Seit einer halben Stunde saß sie nun schon mit geschätzten fünfzig Leuten in einem Extraraum des noblen Restaurants Zum goldenen Kalb und schaute dabei zu, wie die Trauergäste – die Hälfte von ihnen hatte sich selbst eingeladen und ihre Eltern vermutlich nicht einmal persönlich gekannt – sich die Bäuche vollschlugen und so viel von dem teuren und vor allem kostenlosen Wein wie nur möglich in sich hineingossen.

Ihre Mutter war ja fast eine Heilige. Alle haben sie geliebt. Ein Jammer, dass Ihre lieben Eltern so plötzlich mitten aus dem Leben gerissen wurden. Autounfall, wie schrecklich. Aber wenigstens waren sie zusammen. Sie haben sich doch so sehr geliebt.

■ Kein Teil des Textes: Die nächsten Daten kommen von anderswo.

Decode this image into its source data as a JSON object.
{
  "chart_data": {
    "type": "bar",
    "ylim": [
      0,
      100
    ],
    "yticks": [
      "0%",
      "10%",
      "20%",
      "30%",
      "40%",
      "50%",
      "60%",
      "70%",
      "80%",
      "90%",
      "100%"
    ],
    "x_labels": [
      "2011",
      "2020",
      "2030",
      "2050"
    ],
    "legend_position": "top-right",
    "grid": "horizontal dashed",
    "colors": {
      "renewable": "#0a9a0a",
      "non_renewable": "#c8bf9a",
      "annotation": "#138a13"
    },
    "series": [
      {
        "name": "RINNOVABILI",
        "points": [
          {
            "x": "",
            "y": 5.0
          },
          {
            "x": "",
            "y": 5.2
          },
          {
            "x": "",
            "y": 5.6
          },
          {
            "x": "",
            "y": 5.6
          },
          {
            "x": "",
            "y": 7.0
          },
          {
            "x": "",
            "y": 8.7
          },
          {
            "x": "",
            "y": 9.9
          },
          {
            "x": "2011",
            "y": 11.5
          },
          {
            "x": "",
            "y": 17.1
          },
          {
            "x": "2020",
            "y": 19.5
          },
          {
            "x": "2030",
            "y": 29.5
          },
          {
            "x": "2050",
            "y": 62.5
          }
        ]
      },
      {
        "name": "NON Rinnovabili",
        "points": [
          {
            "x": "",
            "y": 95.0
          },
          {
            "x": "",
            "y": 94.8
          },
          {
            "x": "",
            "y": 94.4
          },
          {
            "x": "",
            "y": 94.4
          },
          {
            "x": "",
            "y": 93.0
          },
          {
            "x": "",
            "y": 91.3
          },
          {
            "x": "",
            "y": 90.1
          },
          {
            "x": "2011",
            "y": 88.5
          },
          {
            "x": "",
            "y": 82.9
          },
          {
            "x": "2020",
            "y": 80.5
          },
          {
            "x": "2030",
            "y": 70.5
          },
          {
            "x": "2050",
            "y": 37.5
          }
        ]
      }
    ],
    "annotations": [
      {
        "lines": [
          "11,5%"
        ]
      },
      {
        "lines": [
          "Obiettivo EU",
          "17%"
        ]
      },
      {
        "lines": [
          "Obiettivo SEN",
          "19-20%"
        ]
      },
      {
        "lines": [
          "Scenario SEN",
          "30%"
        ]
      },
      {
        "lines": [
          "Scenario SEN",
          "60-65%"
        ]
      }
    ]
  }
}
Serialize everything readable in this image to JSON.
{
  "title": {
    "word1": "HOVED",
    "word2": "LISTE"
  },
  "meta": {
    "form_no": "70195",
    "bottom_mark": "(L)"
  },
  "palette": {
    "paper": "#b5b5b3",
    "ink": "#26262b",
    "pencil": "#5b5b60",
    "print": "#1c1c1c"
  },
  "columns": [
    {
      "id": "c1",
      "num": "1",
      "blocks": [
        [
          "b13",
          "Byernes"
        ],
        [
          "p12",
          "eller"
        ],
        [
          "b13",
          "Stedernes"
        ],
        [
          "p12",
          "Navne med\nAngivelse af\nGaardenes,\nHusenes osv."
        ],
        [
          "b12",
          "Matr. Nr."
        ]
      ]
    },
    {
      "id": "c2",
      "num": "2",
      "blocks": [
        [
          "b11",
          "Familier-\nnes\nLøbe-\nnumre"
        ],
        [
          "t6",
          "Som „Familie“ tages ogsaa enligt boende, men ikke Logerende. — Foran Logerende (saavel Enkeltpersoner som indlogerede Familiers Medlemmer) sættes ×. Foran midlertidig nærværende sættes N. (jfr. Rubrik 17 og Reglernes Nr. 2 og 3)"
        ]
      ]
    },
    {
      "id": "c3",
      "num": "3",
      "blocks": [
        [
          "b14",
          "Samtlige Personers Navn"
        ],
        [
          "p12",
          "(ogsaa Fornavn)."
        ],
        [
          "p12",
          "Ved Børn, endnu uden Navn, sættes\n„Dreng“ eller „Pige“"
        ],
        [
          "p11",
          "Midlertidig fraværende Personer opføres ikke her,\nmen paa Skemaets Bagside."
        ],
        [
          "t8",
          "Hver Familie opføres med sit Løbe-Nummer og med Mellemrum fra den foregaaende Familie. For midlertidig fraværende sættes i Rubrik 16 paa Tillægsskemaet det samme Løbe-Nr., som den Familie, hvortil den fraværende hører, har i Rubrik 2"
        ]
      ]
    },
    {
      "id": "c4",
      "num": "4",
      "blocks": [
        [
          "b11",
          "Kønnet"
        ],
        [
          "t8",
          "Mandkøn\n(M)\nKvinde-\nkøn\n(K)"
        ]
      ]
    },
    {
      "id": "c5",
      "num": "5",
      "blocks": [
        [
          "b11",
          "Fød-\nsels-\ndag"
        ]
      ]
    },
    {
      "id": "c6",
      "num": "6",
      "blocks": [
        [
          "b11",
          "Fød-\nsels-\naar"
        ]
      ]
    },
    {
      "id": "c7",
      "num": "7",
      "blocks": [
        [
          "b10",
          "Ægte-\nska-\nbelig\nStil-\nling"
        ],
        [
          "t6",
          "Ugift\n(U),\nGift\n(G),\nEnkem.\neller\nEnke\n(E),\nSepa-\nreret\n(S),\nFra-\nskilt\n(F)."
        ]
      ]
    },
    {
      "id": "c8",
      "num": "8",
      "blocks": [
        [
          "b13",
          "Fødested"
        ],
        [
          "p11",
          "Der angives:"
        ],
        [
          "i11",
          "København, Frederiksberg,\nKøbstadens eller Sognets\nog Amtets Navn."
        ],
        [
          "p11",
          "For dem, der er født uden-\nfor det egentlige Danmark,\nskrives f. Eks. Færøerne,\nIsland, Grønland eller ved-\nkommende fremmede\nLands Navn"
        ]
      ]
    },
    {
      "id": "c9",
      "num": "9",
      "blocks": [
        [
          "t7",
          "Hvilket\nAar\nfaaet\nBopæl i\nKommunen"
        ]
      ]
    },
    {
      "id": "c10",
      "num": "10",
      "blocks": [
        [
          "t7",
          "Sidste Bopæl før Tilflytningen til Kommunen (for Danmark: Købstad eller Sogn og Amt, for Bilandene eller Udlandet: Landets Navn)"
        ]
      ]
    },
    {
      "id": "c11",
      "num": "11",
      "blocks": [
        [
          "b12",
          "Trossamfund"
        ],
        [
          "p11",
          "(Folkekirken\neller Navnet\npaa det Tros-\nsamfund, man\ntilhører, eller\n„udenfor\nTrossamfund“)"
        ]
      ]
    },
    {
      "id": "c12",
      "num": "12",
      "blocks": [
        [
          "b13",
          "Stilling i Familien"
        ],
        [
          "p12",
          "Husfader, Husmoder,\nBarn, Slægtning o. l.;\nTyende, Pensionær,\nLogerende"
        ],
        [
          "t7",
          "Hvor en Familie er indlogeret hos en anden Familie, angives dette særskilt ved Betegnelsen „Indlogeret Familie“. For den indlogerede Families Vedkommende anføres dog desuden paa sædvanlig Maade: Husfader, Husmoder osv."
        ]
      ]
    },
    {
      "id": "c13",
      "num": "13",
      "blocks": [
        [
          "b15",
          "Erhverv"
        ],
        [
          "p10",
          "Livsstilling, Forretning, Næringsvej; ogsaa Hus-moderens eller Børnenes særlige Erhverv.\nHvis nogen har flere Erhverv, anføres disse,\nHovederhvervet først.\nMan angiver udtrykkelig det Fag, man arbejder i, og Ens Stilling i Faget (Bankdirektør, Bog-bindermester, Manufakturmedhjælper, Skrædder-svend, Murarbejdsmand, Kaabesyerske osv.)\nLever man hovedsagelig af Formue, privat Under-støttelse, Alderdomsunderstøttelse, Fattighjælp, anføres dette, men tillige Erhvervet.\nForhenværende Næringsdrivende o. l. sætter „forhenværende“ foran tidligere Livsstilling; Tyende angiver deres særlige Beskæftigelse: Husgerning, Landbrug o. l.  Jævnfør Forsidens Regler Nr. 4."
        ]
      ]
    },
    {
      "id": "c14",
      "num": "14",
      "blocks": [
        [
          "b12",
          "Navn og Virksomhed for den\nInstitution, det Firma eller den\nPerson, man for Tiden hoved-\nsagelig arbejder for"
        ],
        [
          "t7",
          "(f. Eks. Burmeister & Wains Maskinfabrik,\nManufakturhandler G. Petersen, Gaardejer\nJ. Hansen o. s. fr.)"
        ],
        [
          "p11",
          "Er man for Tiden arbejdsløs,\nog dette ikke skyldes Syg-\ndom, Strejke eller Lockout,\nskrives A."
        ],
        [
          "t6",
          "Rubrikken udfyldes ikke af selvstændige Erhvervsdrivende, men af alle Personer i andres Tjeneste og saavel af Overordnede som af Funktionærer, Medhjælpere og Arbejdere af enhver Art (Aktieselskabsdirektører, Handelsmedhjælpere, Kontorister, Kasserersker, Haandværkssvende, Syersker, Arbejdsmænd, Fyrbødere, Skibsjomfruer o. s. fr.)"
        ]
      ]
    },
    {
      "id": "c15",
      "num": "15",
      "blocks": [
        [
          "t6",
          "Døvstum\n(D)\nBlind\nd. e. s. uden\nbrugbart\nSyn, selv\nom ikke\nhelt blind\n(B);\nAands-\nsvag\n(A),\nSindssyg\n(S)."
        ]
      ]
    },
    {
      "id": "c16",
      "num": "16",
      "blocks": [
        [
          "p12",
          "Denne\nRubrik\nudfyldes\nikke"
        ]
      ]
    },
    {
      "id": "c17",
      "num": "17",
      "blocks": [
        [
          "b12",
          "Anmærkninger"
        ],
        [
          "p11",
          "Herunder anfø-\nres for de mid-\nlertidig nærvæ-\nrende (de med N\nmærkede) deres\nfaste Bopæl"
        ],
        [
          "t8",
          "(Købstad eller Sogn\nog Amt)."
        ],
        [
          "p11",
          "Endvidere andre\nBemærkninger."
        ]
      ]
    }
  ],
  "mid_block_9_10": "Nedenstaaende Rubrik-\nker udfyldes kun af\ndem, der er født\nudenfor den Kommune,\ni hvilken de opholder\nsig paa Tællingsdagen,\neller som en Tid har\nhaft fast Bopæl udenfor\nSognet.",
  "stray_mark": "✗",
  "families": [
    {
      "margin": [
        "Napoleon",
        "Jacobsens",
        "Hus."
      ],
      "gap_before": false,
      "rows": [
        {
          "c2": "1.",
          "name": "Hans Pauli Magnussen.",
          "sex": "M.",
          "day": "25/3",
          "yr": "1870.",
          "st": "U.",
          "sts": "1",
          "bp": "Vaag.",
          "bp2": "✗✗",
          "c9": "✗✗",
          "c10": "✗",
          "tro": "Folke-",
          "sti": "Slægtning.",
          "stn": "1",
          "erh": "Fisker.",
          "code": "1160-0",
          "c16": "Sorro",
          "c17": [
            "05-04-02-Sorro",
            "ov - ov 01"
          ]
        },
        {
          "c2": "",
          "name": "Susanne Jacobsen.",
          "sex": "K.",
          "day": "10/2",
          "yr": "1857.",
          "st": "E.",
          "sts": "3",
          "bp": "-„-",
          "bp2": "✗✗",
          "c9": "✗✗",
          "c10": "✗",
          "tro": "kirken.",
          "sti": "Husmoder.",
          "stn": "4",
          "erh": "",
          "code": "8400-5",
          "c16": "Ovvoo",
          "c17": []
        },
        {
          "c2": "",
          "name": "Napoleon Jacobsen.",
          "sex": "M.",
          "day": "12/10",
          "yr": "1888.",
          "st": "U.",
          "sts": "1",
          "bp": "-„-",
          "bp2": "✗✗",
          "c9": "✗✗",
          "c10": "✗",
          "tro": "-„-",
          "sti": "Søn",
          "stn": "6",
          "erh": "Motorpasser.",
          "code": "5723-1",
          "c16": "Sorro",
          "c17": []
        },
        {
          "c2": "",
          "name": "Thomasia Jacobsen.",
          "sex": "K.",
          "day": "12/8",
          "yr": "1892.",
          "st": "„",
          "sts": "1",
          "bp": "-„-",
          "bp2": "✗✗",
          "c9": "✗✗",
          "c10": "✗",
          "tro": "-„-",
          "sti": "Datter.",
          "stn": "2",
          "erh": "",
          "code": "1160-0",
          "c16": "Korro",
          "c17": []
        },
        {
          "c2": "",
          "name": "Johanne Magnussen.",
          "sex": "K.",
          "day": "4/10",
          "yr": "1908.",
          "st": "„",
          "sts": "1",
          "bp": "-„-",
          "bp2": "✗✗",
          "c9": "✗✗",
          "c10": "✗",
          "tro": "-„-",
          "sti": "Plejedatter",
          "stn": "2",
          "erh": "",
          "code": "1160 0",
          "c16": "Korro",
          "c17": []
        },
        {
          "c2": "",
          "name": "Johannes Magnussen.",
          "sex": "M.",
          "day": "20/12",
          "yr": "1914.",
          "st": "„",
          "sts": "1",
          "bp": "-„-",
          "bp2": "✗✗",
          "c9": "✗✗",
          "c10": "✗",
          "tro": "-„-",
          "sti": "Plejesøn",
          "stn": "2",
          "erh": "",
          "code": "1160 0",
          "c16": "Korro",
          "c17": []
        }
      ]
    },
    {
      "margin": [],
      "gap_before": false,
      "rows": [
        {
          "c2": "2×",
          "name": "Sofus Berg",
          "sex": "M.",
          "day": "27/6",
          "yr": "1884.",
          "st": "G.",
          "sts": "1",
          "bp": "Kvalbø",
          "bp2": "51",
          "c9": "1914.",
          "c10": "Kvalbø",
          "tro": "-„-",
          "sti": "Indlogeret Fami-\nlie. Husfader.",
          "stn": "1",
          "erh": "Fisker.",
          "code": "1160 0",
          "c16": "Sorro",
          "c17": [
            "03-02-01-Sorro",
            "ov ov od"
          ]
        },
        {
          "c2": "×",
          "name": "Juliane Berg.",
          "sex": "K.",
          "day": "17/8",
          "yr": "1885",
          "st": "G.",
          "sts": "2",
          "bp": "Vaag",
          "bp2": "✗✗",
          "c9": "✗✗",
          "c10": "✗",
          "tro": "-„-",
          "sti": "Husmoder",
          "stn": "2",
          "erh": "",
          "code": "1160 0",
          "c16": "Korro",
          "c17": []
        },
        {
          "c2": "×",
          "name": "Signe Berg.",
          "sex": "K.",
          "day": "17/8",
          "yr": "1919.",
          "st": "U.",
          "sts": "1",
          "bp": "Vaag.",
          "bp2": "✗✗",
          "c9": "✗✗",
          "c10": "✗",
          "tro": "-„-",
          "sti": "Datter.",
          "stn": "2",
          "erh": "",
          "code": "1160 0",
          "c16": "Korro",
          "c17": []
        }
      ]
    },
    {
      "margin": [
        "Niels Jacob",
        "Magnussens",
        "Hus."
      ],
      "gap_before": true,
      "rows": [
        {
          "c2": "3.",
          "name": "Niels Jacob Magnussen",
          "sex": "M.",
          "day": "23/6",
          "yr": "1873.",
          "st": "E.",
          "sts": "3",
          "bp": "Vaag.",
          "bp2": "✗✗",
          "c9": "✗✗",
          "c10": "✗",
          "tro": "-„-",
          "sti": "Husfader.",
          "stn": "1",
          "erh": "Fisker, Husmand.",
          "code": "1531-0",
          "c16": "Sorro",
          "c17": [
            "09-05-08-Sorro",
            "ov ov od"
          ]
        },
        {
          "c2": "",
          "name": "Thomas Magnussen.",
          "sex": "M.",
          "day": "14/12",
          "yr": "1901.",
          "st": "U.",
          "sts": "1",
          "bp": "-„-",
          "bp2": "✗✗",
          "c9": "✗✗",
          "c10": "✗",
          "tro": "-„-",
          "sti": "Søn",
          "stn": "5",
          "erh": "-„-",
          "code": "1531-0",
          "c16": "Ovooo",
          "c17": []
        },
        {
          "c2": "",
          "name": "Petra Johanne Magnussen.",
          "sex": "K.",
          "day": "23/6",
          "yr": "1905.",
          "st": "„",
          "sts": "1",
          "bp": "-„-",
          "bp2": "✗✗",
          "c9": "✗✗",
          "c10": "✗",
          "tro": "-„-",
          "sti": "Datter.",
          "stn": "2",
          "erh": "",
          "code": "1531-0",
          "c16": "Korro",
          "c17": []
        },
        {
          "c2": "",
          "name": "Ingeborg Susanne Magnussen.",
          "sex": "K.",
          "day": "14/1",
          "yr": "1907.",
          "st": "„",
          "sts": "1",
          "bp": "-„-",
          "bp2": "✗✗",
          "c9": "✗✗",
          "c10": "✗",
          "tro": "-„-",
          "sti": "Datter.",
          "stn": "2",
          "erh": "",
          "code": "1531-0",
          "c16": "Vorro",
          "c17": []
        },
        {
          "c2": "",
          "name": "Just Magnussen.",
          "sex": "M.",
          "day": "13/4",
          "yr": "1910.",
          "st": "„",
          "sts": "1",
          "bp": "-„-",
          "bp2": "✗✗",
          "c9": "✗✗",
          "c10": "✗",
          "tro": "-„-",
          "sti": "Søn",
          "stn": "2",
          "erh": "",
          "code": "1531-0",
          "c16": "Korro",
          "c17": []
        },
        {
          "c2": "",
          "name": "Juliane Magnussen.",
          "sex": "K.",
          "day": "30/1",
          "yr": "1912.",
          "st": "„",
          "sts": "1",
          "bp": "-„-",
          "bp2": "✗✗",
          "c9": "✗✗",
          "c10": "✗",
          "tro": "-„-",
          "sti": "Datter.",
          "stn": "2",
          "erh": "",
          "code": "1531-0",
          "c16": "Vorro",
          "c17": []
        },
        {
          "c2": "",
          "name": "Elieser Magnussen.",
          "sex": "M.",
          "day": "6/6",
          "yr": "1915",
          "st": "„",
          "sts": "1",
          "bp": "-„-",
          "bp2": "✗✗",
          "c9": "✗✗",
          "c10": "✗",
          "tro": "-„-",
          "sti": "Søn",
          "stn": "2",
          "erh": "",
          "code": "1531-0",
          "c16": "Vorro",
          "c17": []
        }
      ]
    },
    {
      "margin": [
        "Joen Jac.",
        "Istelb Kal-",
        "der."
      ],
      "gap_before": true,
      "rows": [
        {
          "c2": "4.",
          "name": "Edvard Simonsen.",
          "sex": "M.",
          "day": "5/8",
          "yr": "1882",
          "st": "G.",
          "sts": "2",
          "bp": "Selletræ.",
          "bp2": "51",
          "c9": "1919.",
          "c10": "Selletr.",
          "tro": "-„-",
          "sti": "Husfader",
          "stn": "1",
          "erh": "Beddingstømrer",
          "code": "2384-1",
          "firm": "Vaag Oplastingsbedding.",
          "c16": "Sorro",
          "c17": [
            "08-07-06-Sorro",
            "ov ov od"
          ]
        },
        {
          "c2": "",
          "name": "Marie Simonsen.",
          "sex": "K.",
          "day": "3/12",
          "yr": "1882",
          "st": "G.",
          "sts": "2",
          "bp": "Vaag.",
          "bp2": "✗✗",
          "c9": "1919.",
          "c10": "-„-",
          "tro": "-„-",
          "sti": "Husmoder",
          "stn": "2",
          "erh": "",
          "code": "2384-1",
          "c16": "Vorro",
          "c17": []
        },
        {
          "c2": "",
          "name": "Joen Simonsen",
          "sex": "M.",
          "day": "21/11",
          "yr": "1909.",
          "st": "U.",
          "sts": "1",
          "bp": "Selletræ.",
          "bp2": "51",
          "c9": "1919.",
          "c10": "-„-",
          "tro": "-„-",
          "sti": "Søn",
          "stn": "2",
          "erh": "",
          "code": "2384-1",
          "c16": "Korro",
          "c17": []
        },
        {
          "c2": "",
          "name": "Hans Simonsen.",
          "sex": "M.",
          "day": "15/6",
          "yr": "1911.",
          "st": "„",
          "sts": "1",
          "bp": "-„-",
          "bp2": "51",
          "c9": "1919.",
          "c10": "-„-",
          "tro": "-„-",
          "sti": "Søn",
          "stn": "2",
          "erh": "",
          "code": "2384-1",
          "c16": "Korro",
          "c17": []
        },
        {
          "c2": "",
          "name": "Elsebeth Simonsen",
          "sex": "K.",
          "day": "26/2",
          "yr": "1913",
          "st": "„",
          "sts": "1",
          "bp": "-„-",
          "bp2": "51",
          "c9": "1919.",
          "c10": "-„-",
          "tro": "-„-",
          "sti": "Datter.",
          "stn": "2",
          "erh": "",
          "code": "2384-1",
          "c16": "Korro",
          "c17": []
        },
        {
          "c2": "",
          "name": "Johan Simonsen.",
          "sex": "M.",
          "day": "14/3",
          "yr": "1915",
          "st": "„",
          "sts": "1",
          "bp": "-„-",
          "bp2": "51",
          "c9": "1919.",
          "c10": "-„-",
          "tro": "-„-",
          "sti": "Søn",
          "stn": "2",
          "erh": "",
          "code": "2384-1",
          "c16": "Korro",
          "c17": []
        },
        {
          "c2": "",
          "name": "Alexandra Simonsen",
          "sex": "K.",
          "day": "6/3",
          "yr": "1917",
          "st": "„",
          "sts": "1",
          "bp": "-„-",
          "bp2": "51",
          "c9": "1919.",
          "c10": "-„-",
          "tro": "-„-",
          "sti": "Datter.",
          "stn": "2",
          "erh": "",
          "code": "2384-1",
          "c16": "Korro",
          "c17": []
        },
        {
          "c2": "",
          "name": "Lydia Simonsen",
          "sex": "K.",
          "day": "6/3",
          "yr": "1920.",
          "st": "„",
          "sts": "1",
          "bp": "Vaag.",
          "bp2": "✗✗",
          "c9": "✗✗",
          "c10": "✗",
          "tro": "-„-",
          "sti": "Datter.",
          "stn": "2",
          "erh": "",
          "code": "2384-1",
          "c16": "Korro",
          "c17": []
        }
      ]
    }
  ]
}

Vicky schluchzte laut auf. Eigentlich hatte sie lachen müssen, doch es war ihr gerade noch gelungen, den völlig unpassenden Heiterkeitsausbruch noch schnell in ein Schluchzen zu verwandeln.

Die beiden und sich geliebt? Das war ja wohl wirklich der Witz des Jahrhunderts. Sie dachte daran, wie ihre Eltern sich immer gezankt hatten. Er war ein Tyrann und ein übler Besserwisser gewesen, sie eine ewig leidende und nörglerische Schreckschraube.